The second main dimension is to not be the first to bankrupt. Everyone is on a slippery slope, which will only get steeper and steeper. You can be bold and reckless, but you don't want to be the first to crash and burn. Every time you run a new scheme, you are getting cash to help keep you alive and buy more companies. However you are also committed to even more interest payments, accelerating the countdown of your personal time bomb. It is quite scary. Everyone is waiting and hoping for someone else to die first. When picking investment schemes to run, sometimes you'd rather pick one with a small up-front gain and a longer repayment period or smaller repayment amount. Some other times you want to pick a scheme that gets you a huge lump sum, even if the payment period is short, and the interest amount high. Sometimes you make the decision based on your long-term strategy. Sometimes you decide out of desperation. Deciding the right type of scheme to run is a big part of Ponzi Scheme.

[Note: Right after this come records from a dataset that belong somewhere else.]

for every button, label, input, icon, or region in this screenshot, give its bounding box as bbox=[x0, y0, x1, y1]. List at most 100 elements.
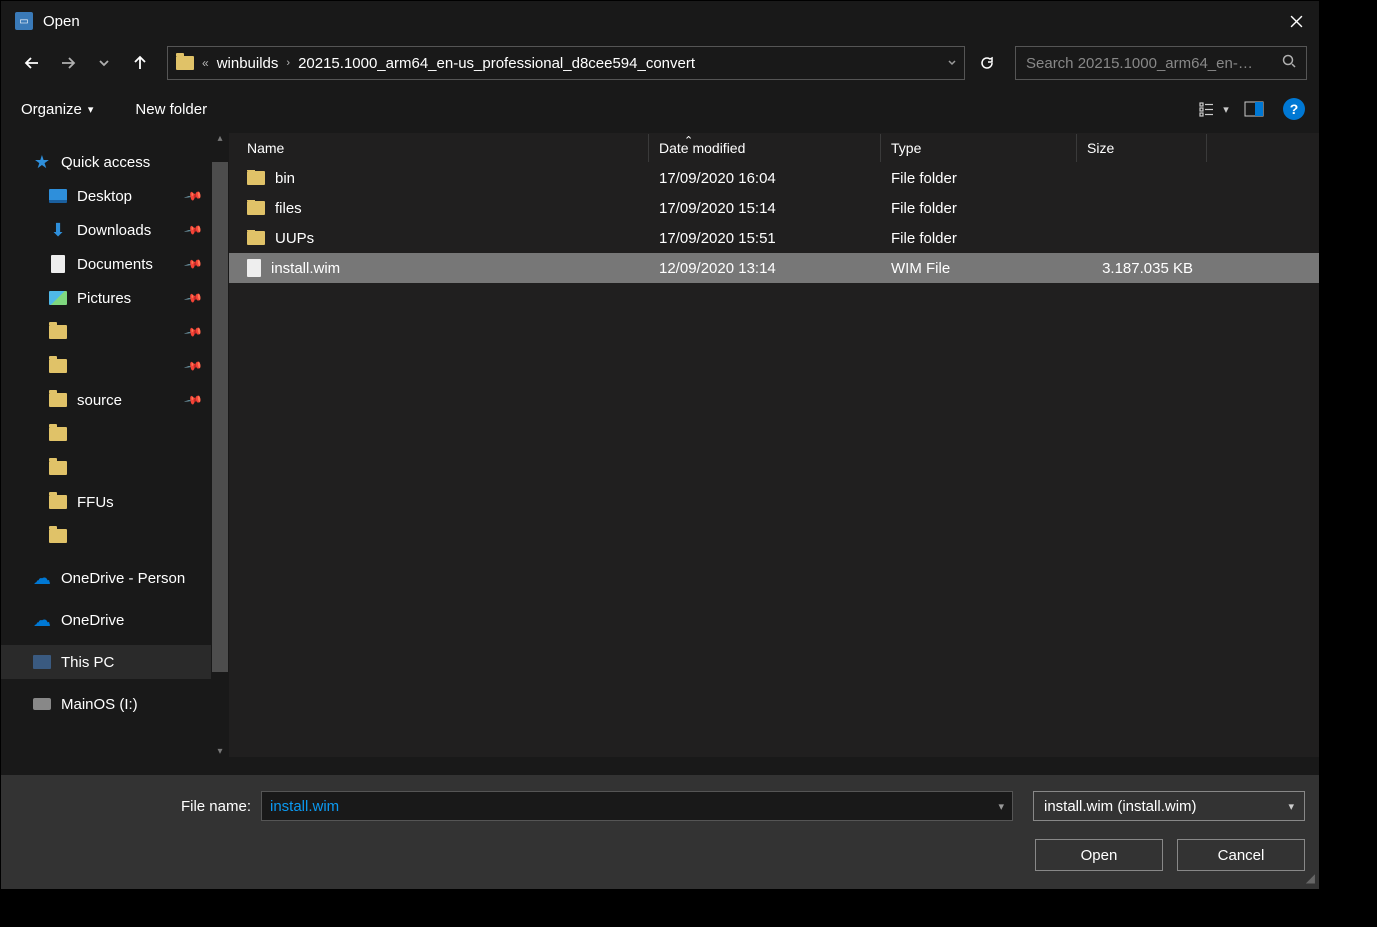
file-type: File folder bbox=[881, 200, 1077, 217]
sort-indicator-icon: ⌃ bbox=[684, 134, 693, 147]
help-button[interactable]: ? bbox=[1283, 98, 1305, 120]
breadcrumb-overflow: « bbox=[202, 56, 209, 70]
search-input[interactable]: Search 20215.1000_arm64_en-… bbox=[1015, 46, 1307, 80]
filename-label: File name: bbox=[1, 798, 261, 815]
refresh-button[interactable] bbox=[967, 46, 1007, 80]
folder-icon bbox=[49, 393, 67, 407]
scroll-down-icon[interactable]: ▾ bbox=[217, 746, 222, 757]
file-row[interactable]: files 17/09/2020 15:14File folder bbox=[229, 193, 1319, 223]
file-name: files bbox=[275, 200, 302, 217]
resize-grip[interactable]: ◢ bbox=[1306, 871, 1315, 885]
file-name: UUPs bbox=[275, 230, 314, 247]
star-icon: ★ bbox=[34, 152, 50, 173]
sidebar-item[interactable]: FFUs bbox=[1, 485, 229, 519]
sidebar-drive-mainos[interactable]: MainOS (I:) bbox=[1, 687, 229, 721]
file-list: ⌃ Name Date modified Type Size bin17/09/… bbox=[229, 133, 1319, 757]
file-name: install.wim bbox=[271, 260, 340, 277]
chevron-down-icon: ▾ bbox=[88, 103, 94, 116]
folder-icon bbox=[247, 171, 265, 185]
back-button[interactable] bbox=[15, 46, 49, 80]
folder-icon bbox=[247, 231, 265, 245]
pin-icon: 📌 bbox=[183, 186, 203, 206]
view-options-button[interactable]: ▾ bbox=[1197, 95, 1231, 123]
sidebar-scrollbar[interactable]: ▴ ▾ bbox=[211, 133, 229, 757]
sidebar-item[interactable] bbox=[1, 451, 229, 485]
sidebar-item[interactable]: Pictures 📌 bbox=[1, 281, 229, 315]
forward-button[interactable] bbox=[51, 46, 85, 80]
file-type: File folder bbox=[881, 170, 1077, 187]
desktop-icon bbox=[49, 189, 67, 203]
organize-button[interactable]: Organize ▾ bbox=[21, 101, 93, 118]
file-row[interactable]: install.wim 12/09/2020 13:14WIM File3.187… bbox=[229, 253, 1319, 283]
sidebar-item[interactable] bbox=[1, 519, 229, 553]
pin-icon: 📌 bbox=[183, 288, 203, 308]
folder-icon bbox=[49, 529, 67, 543]
file-type: WIM File bbox=[881, 260, 1077, 277]
dialog-body: ★ Quick access Desktop📌⬇Downloads📌Docume… bbox=[1, 133, 1319, 757]
file-size: 3.187.035 KB bbox=[1077, 260, 1207, 277]
folder-icon bbox=[49, 427, 67, 441]
cloud-icon: ☁ bbox=[33, 568, 51, 589]
chevron-down-icon[interactable]: ▾ bbox=[998, 800, 1004, 813]
breadcrumb[interactable]: 20215.1000_arm64_en-us_professional_d8ce… bbox=[298, 55, 695, 72]
picture-icon bbox=[49, 291, 67, 305]
sidebar-item-label: source bbox=[77, 392, 122, 409]
app-icon: ▭ bbox=[15, 12, 33, 30]
file-row[interactable]: bin17/09/2020 16:04File folder bbox=[229, 163, 1319, 193]
scroll-up-icon[interactable]: ▴ bbox=[217, 133, 222, 144]
breadcrumb[interactable]: winbuilds bbox=[217, 55, 279, 72]
sidebar-item[interactable]: source 📌 bbox=[1, 383, 229, 417]
search-placeholder: Search 20215.1000_arm64_en-… bbox=[1026, 55, 1253, 72]
recent-locations-button[interactable] bbox=[87, 46, 121, 80]
chevron-down-icon[interactable]: ▾ bbox=[1288, 800, 1294, 813]
column-type[interactable]: Type bbox=[881, 134, 1077, 162]
close-button[interactable] bbox=[1273, 1, 1319, 41]
folder-icon bbox=[247, 201, 265, 215]
file-row[interactable]: UUPs17/09/2020 15:51File folder bbox=[229, 223, 1319, 253]
sidebar-item[interactable]: Documents📌 bbox=[1, 247, 229, 281]
column-size[interactable]: Size bbox=[1077, 134, 1207, 162]
column-name[interactable]: Name bbox=[229, 134, 649, 162]
new-folder-button[interactable]: New folder bbox=[135, 101, 207, 118]
address-dropdown[interactable] bbox=[946, 55, 958, 72]
open-file-dialog: ▭ Open « winbuilds › 20215.1000_arm64_en… bbox=[0, 0, 1320, 890]
filename-input[interactable]: install.wim ▾ bbox=[261, 791, 1013, 821]
dialog-footer: File name: install.wim ▾ install.wim (in… bbox=[1, 775, 1319, 889]
sidebar-quick-access[interactable]: ★ Quick access bbox=[1, 145, 229, 179]
navigation-bar: « winbuilds › 20215.1000_arm64_en-us_pro… bbox=[1, 41, 1319, 85]
address-bar[interactable]: « winbuilds › 20215.1000_arm64_en-us_pro… bbox=[167, 46, 965, 80]
navigation-pane: ★ Quick access Desktop📌⬇Downloads📌Docume… bbox=[1, 133, 229, 757]
sidebar-item[interactable] bbox=[1, 417, 229, 451]
sidebar-item[interactable]: Desktop📌 bbox=[1, 179, 229, 213]
window-title: Open bbox=[43, 13, 80, 30]
pin-icon: 📌 bbox=[183, 322, 203, 342]
pin-icon: 📌 bbox=[183, 356, 203, 376]
folder-icon bbox=[49, 495, 67, 509]
title-bar: ▭ Open bbox=[1, 1, 1319, 41]
pin-icon: 📌 bbox=[183, 390, 203, 410]
pin-icon: 📌 bbox=[183, 220, 203, 240]
sidebar-item-label: Pictures bbox=[77, 290, 131, 307]
scrollbar-thumb[interactable] bbox=[212, 162, 228, 672]
sidebar-item[interactable]: ⬇ Downloads 📌 bbox=[1, 213, 229, 247]
file-date: 12/09/2020 13:14 bbox=[649, 260, 881, 277]
search-icon bbox=[1282, 54, 1296, 72]
up-button[interactable] bbox=[123, 46, 157, 80]
open-button[interactable]: Open bbox=[1035, 839, 1163, 871]
folder-icon bbox=[49, 461, 67, 475]
file-date: 17/09/2020 15:14 bbox=[649, 200, 881, 217]
sidebar-item[interactable]: 📌 bbox=[1, 349, 229, 383]
chevron-right-icon[interactable]: › bbox=[286, 57, 290, 69]
cancel-button[interactable]: Cancel bbox=[1177, 839, 1305, 871]
file-type-filter[interactable]: install.wim (install.wim) ▾ bbox=[1033, 791, 1305, 821]
download-icon: ⬇ bbox=[50, 220, 65, 241]
preview-pane-button[interactable] bbox=[1237, 95, 1271, 123]
file-icon bbox=[247, 259, 261, 277]
pin-icon: 📌 bbox=[183, 254, 203, 274]
sidebar-item[interactable]: 📌 bbox=[1, 315, 229, 349]
sidebar-this-pc[interactable]: This PC bbox=[1, 645, 229, 679]
sidebar-item-label: Downloads bbox=[77, 222, 151, 239]
sidebar-onedrive[interactable]: ☁ OneDrive bbox=[1, 603, 229, 637]
sidebar-onedrive-personal[interactable]: ☁ OneDrive - Person bbox=[1, 561, 229, 595]
folder-icon bbox=[49, 359, 67, 373]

One needs to think hard when initiating a hostile takeover. If you do intend to buy the company, you need to set a price which your target cannot afford to pay, or is not willing to pay. If you actually hope your target will buy your company instead, the price you set must be both attractive and affordable.

In the game we played, I decided to go all out on media companies. I had five at this point. That is 15 points, which is a lot. The first company of an industry you own is worth 1pt, the second is worth 2pts, and so on.

During our game, there were a few times I was surprised by the result of a hostile takeover. Sometimes I thought the target would counterattack and buy a company from the active player instead, but he didn't and the active player (who was probably intending to sell and not buy) ended up really buying a company. This can be quite bad for the active player. He may have gained some points, but cashflow becomes tighter now.

We paid close attention to the interest payment cycles of our opponents, because you are most vulnerable just before a big payment is due. You need to do all you can to make sure you have enough cash - sell companies, start new schemes, save money. That's when people may try to buy your companies at low prices. Sharks smell blood from 5 kilometres away.

Our game ended earlier than we had expected, and it was all my fault. I made a miscalculation, and ran short of money to pay interest. I thought I still had one round to run a new scheme to earn money. In Ponzi Scheme, changing start player and rotating the rondel is done in the middle of a round. I had subconsciously thought of these as being start-of-round actions, resulting in my fatal mistake. The others were puzzled by my actions in the last round. They could see I had a big repayment due, but I still confidently initiated a hostile takeover, which was successful, and also fatal.

The Thoughts

Ponzi Scheme is a savage game. "Highly interactive" does not do it justice. The game system is already punishing, and unlike Antiquity, you will never claw your way out of the hole. You can only hope someone else dies first. There is a timing element. You want to position yourself to be most successful, except for the player who is going to bankrupt. You try to manipulate the game to end at such an opportune moment. Market crashes are a tool that may help you achieve this. Naturally, the players who don't think they are ready will try to prolong the game. Debt is ever increasing, and pressure ever mounting. The game can be suffocating. Money enters the system when players launch new investment schemes, and leaves the system when interest is paid. During the short time that money is in the players' hands, you need to make the most of it to gobble up companies.

That sinking feeling of an ever increasing debt was what originally deterred me from trying the game. Now that I have played the game, I feel it is but a stage, an erratic timer. It is within its boundaries that you need to learn to survive and compete. I like how tightly money flows, how you need to sense your opponents' weaknesses, and how you need to value how much they are willing to pay. Despite having an axe hanging over your heads, there is still much space for competition. There is no use obsessing about the axe. Avoiding it is only sufficient to not lose, it is not enough if you want to win. You need to be aggressive, just not too aggressive to get yourself bankrupted.